While traveling from La Feria, TX to San Antonio we stopped at a "Picnic Area" along US-83. I must say that Texas needs to do a better job with these places. The garbage was everywhere and it STANK! I looked like no one had cleaned it for a long time. Their rest areas a well kept so why not do the same with these.


----------



## TexanThompsons (Apr 21, 2009)

Alot of those have lost funding for upkeep in recent years and have started relying on the adopt-a-highway program for upkeep. Needless to say, it doesn't bode well for those places. For those of us from TX, we usually avoid them at all costs as they have become places that you don't necessarily want to stop for any amount of time.


----------



## GlenninTexas (Aug 11, 2004)

Wow, I've stopped at a number of picnic areas in Texas and have never found one that was littered.
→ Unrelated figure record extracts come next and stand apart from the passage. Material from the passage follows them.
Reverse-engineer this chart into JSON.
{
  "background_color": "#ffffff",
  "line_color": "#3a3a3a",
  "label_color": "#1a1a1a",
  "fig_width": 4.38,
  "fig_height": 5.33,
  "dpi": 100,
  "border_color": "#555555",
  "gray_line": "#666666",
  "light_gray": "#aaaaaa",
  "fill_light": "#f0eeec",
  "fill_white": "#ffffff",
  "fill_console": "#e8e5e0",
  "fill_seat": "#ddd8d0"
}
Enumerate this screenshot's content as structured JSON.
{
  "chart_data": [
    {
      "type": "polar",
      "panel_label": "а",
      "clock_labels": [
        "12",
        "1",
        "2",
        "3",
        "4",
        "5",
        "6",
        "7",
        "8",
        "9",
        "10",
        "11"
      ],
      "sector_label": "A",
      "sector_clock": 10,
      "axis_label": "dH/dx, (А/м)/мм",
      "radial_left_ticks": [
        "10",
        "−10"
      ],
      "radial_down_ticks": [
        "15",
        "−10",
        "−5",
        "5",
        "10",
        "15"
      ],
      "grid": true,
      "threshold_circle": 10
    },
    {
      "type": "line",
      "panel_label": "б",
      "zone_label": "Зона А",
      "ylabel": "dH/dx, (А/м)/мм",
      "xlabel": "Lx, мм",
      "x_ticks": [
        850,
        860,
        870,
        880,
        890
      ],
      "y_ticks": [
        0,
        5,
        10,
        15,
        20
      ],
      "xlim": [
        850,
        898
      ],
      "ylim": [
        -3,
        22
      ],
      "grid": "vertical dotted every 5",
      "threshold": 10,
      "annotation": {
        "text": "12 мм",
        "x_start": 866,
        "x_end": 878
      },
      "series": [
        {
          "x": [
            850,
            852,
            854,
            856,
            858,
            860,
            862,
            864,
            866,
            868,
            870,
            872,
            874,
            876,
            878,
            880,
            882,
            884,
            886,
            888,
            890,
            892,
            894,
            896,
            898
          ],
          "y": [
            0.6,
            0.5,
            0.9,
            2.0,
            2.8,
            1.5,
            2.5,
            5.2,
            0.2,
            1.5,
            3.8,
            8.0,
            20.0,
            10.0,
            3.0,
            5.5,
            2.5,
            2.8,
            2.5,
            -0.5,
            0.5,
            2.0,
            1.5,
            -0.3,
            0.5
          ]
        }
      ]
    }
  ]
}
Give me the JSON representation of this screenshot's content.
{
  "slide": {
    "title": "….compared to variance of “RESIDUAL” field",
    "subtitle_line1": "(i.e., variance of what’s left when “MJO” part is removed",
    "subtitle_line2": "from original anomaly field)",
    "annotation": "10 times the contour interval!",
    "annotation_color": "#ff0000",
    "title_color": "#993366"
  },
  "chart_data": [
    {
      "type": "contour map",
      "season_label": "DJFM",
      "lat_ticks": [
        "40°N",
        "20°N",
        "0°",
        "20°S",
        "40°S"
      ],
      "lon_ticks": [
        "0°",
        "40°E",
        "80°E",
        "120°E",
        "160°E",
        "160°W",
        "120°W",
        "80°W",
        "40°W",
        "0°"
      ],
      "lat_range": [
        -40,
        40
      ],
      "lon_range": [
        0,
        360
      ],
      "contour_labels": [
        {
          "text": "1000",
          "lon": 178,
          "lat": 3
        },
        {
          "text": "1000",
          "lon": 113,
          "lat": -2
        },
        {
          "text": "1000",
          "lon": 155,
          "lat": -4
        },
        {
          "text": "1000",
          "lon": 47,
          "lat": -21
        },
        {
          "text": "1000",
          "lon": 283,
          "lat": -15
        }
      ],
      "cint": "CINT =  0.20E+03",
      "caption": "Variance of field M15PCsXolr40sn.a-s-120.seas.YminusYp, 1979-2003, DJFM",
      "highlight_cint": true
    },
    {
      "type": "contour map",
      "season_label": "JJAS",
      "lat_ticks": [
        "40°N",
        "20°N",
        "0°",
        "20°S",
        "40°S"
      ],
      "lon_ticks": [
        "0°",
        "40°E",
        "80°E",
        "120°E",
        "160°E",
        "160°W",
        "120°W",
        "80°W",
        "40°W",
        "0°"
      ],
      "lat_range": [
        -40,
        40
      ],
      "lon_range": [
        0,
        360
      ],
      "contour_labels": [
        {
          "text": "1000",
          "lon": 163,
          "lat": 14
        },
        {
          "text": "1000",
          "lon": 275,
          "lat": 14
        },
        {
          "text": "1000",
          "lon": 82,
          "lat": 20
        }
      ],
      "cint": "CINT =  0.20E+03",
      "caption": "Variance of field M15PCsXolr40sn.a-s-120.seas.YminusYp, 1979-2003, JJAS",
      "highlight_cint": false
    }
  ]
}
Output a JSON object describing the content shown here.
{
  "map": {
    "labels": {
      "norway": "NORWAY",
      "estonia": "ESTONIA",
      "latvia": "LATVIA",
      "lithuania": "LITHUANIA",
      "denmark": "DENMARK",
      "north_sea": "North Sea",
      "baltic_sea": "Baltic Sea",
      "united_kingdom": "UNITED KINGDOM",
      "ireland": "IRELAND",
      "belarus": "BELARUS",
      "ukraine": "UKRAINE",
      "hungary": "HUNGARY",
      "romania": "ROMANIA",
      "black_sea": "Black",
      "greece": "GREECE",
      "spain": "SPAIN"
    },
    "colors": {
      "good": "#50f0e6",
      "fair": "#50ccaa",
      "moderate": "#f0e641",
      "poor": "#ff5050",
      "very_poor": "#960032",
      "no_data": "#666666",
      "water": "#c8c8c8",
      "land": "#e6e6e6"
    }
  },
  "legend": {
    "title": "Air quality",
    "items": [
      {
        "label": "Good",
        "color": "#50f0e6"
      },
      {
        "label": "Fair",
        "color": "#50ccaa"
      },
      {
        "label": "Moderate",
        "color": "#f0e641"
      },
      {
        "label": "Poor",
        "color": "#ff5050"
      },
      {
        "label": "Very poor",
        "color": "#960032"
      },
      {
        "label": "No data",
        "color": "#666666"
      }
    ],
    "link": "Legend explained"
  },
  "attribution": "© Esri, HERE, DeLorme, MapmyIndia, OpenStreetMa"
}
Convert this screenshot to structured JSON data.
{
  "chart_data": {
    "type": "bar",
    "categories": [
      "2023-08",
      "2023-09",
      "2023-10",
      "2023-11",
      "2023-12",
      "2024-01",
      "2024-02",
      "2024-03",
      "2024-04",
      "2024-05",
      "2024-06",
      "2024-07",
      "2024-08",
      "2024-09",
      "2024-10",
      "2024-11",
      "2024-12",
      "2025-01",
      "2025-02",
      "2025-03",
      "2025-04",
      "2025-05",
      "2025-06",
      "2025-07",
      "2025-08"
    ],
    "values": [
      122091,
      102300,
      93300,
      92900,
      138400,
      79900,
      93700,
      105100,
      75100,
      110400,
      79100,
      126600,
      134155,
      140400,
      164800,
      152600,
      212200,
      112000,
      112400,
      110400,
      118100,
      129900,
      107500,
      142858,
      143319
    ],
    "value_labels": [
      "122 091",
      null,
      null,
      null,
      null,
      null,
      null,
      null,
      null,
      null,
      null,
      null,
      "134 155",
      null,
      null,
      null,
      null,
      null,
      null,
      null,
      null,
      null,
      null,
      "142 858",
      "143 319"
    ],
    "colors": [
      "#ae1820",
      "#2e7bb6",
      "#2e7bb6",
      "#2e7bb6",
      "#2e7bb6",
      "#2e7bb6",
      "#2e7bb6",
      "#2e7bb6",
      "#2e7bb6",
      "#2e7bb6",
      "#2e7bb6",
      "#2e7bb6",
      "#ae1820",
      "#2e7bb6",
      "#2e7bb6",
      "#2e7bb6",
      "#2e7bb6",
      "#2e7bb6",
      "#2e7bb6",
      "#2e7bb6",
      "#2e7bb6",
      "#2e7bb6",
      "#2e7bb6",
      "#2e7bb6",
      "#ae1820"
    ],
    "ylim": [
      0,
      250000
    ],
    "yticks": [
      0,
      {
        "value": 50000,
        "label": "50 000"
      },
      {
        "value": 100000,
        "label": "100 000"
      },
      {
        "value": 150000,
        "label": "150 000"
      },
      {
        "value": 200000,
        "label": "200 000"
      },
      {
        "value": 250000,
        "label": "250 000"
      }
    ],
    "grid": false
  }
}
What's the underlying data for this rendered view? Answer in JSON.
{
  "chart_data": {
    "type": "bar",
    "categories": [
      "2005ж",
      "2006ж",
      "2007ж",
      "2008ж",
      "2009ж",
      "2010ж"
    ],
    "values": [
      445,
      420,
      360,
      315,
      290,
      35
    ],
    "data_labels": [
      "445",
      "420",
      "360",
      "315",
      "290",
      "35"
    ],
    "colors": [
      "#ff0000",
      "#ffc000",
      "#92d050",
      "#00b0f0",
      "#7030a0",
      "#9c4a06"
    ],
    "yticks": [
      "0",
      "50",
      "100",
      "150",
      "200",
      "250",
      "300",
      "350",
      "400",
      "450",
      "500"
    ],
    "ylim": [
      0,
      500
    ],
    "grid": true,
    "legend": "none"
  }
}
I haven't been to any in far south Tx though.

Regards, Glenn


----------



## GO WEST (May 25, 2009)

People dump loads of household trash at these kinds of places. Some are regularly dumped on, and others are not. Not all are trashed. This plus the fact that Texas has a budget crunch means that Texas public parks do not get the funding they used to or that they need. If it wasn't for the volunteers in our state parks, many would shut down or have services curtailed even more. It's too bad, but reality strikes.


----------



## bka4tcu (Aug 18, 2010)

Several years ago the state built a number of massive rest areas, tearing down the old ones. The thinking was we build massive new safety rest stops and the other facilities will not get as much use and will not need as much upkeep, so the state can concentrate manpower and available resources on the new rest areas. The rumor was that each of these sites had a price tag of $7million+.

Now the state has a hard time keeping them up due to the previously mentioned budget woes. So, roadside picnic areas and other state owned public areas along the highways have been the unintended victim of the budget. Volunteers work hard to keep the places up, but they are only out there once a month or so. Unfortunately, someone may decide to dump there trash there the day after the volunteers clean it up and the mess sits there for a month.


----------



## mswalt (Sep 14, 2004)

I'm just guessing here, but when you consider how many miles of roads Texas has, especially so many in rural areas,coupled with the budget crunch all states are experiencing, I just don't see how they could possibly keep up with all those "picnic areas." It's unfortunate, but a must. I never used them, anyway. I'd much prefer to stop at a travel stop area.


----------